I just keep a "cook book" of common commands I've gathered from SO so I don't need to search each time to refresh my memory.


I'm pretty sure you meant this in a different way but it reminded me of another thing I see a lot with people.

They have these huge lists (written down in some tool or another) of commands to do specific things and they copy and paste them. It's heart wrenching to see them search for these sometimes (even if they find them) and then they copy and paste them. But they sometimes (many times) don't work or are super simple things. Like the `kubectl get pod` thing I mentioned, they might have that in one of those lists under some heading like "dev environment commands" or somesuch together with 10 or 15 others.

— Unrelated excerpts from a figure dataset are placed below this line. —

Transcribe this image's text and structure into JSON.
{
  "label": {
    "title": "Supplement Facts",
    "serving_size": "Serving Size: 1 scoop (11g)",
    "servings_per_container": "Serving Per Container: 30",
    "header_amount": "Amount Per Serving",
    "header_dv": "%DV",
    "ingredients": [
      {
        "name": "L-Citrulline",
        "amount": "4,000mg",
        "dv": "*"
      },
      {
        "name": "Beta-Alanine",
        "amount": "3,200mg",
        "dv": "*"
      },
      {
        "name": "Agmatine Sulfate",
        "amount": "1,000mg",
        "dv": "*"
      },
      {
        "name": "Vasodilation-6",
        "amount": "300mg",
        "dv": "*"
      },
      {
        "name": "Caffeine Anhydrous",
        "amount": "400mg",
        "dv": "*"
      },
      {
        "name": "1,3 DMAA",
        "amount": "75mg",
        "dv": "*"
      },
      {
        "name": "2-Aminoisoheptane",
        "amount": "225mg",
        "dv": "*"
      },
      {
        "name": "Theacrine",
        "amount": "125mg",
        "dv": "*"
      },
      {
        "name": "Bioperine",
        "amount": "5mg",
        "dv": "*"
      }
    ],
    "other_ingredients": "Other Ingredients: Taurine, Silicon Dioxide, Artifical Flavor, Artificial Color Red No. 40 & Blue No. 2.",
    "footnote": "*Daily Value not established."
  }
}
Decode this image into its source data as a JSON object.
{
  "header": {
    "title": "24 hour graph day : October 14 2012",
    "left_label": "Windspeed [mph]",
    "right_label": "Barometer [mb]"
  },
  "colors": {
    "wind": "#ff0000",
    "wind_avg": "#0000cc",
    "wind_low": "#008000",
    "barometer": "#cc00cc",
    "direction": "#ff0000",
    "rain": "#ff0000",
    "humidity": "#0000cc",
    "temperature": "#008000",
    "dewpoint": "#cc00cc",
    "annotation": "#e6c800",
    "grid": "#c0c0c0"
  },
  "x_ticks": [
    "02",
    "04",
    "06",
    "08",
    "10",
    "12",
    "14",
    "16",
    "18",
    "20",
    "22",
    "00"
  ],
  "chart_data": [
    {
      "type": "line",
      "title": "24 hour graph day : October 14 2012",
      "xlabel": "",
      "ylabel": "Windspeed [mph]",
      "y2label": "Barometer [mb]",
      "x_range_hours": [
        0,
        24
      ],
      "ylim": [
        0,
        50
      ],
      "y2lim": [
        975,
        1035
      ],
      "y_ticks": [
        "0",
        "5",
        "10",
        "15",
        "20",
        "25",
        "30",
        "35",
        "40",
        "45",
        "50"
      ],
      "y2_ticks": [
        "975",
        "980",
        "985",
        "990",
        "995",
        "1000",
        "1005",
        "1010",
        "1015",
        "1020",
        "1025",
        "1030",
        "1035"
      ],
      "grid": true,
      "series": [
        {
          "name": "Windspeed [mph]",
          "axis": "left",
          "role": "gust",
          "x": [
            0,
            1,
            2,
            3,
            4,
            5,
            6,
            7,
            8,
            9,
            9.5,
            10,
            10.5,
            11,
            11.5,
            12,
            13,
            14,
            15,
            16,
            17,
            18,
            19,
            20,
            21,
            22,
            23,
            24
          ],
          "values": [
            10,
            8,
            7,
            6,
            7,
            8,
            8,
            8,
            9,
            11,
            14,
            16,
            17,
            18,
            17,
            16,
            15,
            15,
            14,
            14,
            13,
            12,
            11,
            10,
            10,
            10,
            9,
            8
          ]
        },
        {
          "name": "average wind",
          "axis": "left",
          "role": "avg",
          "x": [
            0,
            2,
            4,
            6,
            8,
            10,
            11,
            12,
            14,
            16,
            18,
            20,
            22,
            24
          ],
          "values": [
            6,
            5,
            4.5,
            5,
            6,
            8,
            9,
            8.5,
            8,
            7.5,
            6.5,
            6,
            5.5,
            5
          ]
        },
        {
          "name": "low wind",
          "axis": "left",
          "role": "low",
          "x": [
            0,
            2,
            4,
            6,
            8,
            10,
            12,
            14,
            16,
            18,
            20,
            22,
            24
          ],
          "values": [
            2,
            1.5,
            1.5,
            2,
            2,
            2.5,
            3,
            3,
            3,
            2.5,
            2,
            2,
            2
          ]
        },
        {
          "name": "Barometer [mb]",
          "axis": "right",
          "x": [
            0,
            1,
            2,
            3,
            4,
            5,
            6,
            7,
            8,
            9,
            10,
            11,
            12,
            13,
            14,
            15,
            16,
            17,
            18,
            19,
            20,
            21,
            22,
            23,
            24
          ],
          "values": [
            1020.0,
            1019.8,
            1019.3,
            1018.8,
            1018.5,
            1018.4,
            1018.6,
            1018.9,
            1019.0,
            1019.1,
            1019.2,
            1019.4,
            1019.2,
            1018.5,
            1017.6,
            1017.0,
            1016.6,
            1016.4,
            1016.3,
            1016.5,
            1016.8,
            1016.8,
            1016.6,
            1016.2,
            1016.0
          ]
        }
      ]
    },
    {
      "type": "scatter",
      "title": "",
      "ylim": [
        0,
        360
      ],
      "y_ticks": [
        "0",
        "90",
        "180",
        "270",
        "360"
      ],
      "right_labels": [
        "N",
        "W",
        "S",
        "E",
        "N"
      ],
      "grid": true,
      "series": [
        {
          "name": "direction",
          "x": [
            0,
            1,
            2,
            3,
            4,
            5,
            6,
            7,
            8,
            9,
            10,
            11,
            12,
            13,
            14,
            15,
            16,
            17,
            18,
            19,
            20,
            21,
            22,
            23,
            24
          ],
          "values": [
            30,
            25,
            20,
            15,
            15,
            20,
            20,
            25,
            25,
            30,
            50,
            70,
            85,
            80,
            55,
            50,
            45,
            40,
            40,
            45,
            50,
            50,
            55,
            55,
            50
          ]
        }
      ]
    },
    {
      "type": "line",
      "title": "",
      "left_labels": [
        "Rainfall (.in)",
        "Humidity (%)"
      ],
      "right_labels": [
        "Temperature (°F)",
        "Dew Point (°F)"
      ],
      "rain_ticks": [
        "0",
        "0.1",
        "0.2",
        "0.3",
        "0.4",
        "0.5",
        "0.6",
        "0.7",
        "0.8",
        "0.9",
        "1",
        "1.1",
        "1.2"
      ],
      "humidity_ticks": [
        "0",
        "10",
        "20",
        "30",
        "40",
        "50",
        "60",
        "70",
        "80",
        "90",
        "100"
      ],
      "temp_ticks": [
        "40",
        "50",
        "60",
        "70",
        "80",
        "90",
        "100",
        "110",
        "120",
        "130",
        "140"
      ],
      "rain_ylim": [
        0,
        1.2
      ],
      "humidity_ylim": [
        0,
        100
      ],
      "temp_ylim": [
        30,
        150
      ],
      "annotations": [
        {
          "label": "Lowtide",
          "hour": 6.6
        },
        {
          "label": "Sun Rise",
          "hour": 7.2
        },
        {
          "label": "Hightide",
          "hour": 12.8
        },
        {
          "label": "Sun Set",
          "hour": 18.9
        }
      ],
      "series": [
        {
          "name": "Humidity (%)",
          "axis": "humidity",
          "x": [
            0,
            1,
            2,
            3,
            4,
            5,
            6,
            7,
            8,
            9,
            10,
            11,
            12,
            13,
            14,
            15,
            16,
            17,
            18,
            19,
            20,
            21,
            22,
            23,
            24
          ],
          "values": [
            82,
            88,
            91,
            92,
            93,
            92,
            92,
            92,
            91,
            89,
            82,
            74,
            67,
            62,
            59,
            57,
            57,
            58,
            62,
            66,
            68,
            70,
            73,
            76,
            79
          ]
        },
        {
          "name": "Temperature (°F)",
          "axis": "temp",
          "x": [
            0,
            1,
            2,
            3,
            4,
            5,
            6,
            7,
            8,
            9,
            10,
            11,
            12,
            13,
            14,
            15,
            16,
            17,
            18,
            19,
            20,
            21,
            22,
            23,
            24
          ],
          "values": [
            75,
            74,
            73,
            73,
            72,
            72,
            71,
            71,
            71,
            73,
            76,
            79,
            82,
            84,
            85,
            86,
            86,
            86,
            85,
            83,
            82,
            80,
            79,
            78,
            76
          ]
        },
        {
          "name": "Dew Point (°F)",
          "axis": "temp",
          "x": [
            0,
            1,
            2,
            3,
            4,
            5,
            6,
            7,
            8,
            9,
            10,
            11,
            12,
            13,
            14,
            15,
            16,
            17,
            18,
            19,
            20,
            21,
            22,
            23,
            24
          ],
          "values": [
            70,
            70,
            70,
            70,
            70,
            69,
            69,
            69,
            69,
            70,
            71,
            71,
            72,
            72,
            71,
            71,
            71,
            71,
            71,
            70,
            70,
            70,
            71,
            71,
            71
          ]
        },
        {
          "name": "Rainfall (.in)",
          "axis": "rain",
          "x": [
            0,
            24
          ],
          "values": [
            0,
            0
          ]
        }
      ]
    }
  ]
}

Because they never actually tried to understand the simple logic and meaning behind these command line tools and only ever copy and pasted, they get very easily tripped up by even the simplest things, such as replacing the parts that need to be adjusted for their specific situation, even if clearly marked, such as `kubectl -n <yournamespace> get pod` (or one that comes up even more often in troubleshooting sessions 'The command from the docs does not work and I made sure I copy and paste so I don't mistype it' and if you ask what they did it was `kubectl -n examplenamespace get pod`). Or they might have written down a command from the onboarding docs that combined multiple things into one command line. To fix issues with their environment, they have to basically nuke everything and start from scratch, because only then will their copy and pasted command actually work. They haven't learned to decompose these and use the parts individually or recompose them.


I agree that keeping a cookbook of stuff pasted from the internet without knowing the fundamentals is an anti-pattern.

For me (and probably for GP), my cookbook is stuff that took me more than a few minutes of tinkering or reading manpages to figure out, and it’s stuff that I use maybe once every couple weeks — not often enough to memorize, and annoying if I have to figure it out again.